By following these tips and strategies, you can effectively navigate audits and QIPs, and contribute to healthcare improvement, while demonstrating your commitment to enhancing patient care in the NHS.
- Clinical Audits and Quality Improvement Projects (QIPs) are important in healthcare in the UK and offer several benefits for IMGs both personally and professionally.
- Audits compare healthcare practices to recognised standards, while QIPs aim to improve the overall patient experience and allow us address areas that don’t always have clear guidelines.
- Audits follow a structured cycle, while QIPs use the iterative Plan-Do-Study-Act (PDSA) framework.
- Audits focus on meeting standards and compliance, while QIPs focus on implementing improvements and optimising processes.

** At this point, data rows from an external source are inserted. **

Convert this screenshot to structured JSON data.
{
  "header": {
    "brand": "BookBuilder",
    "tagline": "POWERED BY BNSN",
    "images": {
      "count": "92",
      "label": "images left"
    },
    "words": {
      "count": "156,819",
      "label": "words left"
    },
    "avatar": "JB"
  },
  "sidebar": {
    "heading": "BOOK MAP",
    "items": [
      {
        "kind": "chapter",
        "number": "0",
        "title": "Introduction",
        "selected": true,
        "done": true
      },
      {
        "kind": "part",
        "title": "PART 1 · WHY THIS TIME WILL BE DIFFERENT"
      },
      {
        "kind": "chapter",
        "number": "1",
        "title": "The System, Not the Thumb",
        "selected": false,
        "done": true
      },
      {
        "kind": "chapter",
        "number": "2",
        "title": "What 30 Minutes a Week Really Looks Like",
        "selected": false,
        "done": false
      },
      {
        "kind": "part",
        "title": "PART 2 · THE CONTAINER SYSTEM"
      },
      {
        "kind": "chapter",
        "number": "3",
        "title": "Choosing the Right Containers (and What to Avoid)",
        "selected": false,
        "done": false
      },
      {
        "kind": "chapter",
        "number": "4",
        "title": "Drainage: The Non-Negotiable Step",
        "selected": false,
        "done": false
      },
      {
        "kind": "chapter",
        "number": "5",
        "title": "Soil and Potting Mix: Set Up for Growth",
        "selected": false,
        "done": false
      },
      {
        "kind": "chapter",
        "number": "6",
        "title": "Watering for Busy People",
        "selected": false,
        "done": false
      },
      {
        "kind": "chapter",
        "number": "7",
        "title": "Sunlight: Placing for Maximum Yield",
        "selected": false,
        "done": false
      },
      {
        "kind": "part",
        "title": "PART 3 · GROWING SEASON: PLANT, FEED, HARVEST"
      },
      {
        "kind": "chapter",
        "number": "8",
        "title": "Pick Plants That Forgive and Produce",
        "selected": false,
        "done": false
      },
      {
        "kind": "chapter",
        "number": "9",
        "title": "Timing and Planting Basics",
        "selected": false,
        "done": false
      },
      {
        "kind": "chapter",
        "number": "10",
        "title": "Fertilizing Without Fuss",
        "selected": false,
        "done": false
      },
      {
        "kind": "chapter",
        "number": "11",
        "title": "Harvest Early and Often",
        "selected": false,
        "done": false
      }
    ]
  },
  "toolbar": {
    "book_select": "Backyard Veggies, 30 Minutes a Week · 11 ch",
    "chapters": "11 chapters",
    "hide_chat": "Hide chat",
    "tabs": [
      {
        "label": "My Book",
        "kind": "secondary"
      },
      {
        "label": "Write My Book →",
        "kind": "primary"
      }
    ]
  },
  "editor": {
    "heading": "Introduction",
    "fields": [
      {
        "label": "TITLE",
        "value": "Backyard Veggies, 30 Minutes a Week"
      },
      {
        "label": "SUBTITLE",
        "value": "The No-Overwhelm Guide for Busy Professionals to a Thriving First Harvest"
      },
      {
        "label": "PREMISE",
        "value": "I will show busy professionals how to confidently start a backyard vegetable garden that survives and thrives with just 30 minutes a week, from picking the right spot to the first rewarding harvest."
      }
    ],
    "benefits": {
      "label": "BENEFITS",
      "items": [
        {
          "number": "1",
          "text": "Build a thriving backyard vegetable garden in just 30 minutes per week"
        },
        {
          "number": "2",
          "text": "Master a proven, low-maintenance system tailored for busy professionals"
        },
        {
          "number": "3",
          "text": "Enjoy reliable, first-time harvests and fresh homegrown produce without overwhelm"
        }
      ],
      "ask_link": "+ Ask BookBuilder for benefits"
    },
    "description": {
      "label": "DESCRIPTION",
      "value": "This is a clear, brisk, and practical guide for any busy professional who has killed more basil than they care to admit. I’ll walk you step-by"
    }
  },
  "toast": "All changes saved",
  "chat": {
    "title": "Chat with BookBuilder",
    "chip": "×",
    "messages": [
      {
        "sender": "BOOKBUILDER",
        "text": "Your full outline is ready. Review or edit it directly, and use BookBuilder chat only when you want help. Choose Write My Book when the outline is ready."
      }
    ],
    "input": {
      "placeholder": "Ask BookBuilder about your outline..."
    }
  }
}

- Both audits and QIPs involve data collection and analysis, with audits measuring compliance and QIPs identifying areas for improvement.
- Audits conduct re-audits to assess impact, while QIPs involve ongoing assessments and reaudits to monitor progress.
- Engaging in audits and QIPs demonstrates commitment to high-quality care and can benefit IMGs in terms of career progression and skills development.
- Steps for conducting audits and QIPs include choosing a topic, defining objectives, data collection, analysis and interpretation, presenting results, and implementing changes.
- Tips for success include choosing the right project, collaborating and seeking support, planning effectively, using electronic records for data collection, implementing changes with purpose, monitoring progress, and sharing and learning from results.
Additional Resources and Further Reading
- NHS Impact: The official website of NHS Impact provides resources, templates, and guidance on conducting audits and quality improvement projects. Visit their website for valuable insights and practical tools.
- Healthcare Quality Improvement Partnership (HQIP): HQIP offers a range of resources and publications focused on quality improvement in healthcare. Their website provides access to national clinical audits, reports, and improvement tools.
- Royal Colleges and Specialty Societies: Consult the websites of relevant royal colleges and specialty societies for specific guidelines, recommendations, and resources related to audits and quality improvement in your chosen specialty.
- ResearchGate: Explore the ResearchGate platform to access research papers, case studies, and scholarly articles related to audits, quality improvement, and patient safety.
- Professional Networks and Conferences: Engage with professional networks, attend conferences, and participate in workshops related to audits and quality improvement. These opportunities provide valuable networking, learning, and sharing platforms.
Bear in mind that continuous learning and collaboration are essential for the success of audits and QIPs. Stay actively involved, seek mentorship, and consistently explore new resources and opportunities to enhance your skills and contribute to the improvement of patient care in the NHS.